Circus

As a kid in the bush, John Smyth didn’t have much chance to see the circus in person, but he had a treasured picture book about life under the Big Top. More than 60 years later, Smyth got to become part of the Stardust Circus world, not as a tumbler or lion tamer – but as a teacher.

Back in 1999, the career high-school teacher decided it was time to retire and, together with his wife Helen, embark on an epic journey around Australia. They covered 33,000km in six months. When they returned, Smyth found he missed the classroom, so came out of retirement to spend ­another eight years doing casual teaching – but, eventually, his wanderlust returned and he and Helen headed back on the road.

Today, the 75-year-old physics and mathematics teacher slots in time with his grandkids around a packed diary as a volunteer teacher to school students who live in remote locations, under a scheme known as Volunteers for Isolated Students’ Education (VISE).

VISE pairs up energetic people with educational experience – usually retired teachers, such as John – with children whose schooling is largely done remotely, because they live too far away from towns and cities to attend regular school. With their classes conducted via satellite hook-ups, Skype or whatever other methods are available, the children have virtual contact with a paid teacher for several hours a day. The rest of the time they are given assignments to complete. VISE volunteers go and stay with these remote families for six weeks at a time to provide encouragement and practical help to the students.

John grew up in the country and was immediately intrigued when he heard about the scheme. Helen was just as keen. “We love the bush,” he says. While the teacher’s partner isn’t required to contribute, they often help around the home, in the garden or around the property. Since volunteers typically stay for the full six weeks, it’s important for couples to agree on the locations they apply for.

“We’d decided we wouldn’t take a placement where we lived in the house with the family,” John says. “We opted for ones where we could take our own caravan or we’d have a ‘donga’ hut or a cottage, so that we had somewhere we could get away.”

After eight VISE postings, and encountering some challenging families and students, John is still keen to do more. “Occasionally I have had to take a stand and say, ‘If you want my help, here I am, otherwise I’ll pack up and go home – I’m too busy to be sitting around here if we’re not going to work.’ But it’s always turned out really well.” He remains in fond contact with a number of his former students.

He’s racked up stints in some of Australia’s most remote locations, including a 38,000-ha sheep property where they had to meet the mail plane to get school materials, and an 80,000-ha National Park that was 500km from the nearest supermarket.
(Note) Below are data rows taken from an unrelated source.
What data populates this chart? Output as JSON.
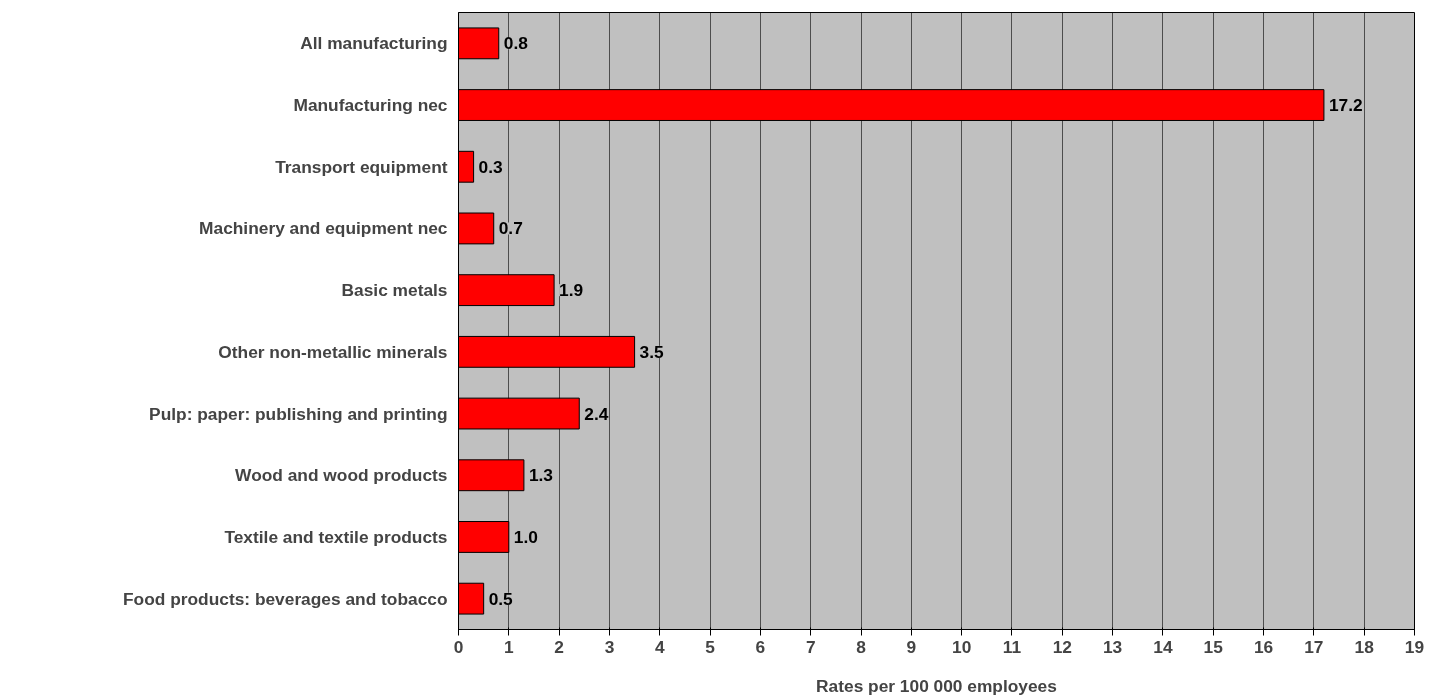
{
  "chart_data": {
    "type": "bar",
    "orientation": "horizontal",
    "xlabel": "Rates per 100 000 employees",
    "categories": [
      "All manufacturing",
      "Manufacturing nec",
      "Transport equipment",
      "Machinery and equipment nec",
      "Basic metals",
      "Other non-metallic minerals",
      "Pulp: paper: publishing and printing",
      "Wood and wood products",
      "Textile and textile products",
      "Food products: beverages and tobacco"
    ],
    "values": [
      0.8,
      17.2,
      0.3,
      0.7,
      1.9,
      3.5,
      2.4,
      1.3,
      1.0,
      0.5
    ],
    "color": "#ff0000",
    "value_labels": [
      "0.8",
      "17.2",
      "0.3",
      "0.7",
      "1.9",
      "3.5",
      "2.4",
      "1.3",
      "1.0",
      "0.5"
    ],
    "grid": "x",
    "xlim": [
      0,
      19
    ],
    "xticks": [
      0,
      1,
      2,
      3,
      4,
      5,
      6,
      7,
      8,
      9,
      10,
      11,
      12,
      13,
      14,
      15,
      16,
      17,
      18,
      19
    ]
  }
}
Then John nabbed one of the most sought-after placements in the scheme: a travelling post with Stardust Circus. “It was just wonderful,” he says of the weeks he and Helen spent on the road last year, working with the children in a specially equipped mobile schoolroom.

The lesson timetable was built around the kids’ performance schedules. “The eight-year-old I tutored was a fabulous gymnast who was part of the teeterboard act,” he explains. “A big bloke would jump on the other side, he would swing up in the air, do a couple of twirls and land on his uncle’s shoulders … and his uncle was standing on the boy’s father’s shoulders!”

The circus still includes some animal acts, including lions, monkeys, horses, goats and pigs. John and Helen found it extraordinary enough to drift off to sleep to the sound of lions roaring, but then one day the lion-tamer, Matt, accorded them a very special privilege, inviting them in to meet four 13-month-old cubs in person.

While it was understandably a little scary at first going into their enclosure, John says it was “an absolutely fantastic, never to be forgotten experience” which just goes to show it really is never too late: “In my 75th year I finally got to realise my boyhood dream of running away with the circus!”

IF YOU’RE TEMPTED

National Seniors Australia chief executive Michael O’Neill says John’s approach is increasingly common. “We’re seeing more and more people moving from full-time work into other areas of activity that are not traditionally associated with retirement or the later years of life.”

In fact, he says, ‘retirement’ is “almost a dirty word now. People want to enter into new experiences, using previous life knowledge, rather than sitting back and ‘retiring’ as we came to know it in previous generations.”

As in John’s case, many are keen to continue giving back to society, but O’Neill says the way we do this has also changed.

“Many will now say, ‘I’m happy to volunteer and give my time for this particular cause, but let me be clear: I want to contribute my knowledge and skills to your organisation. Don’t think I’m going to be down the back making cups of tea.’?”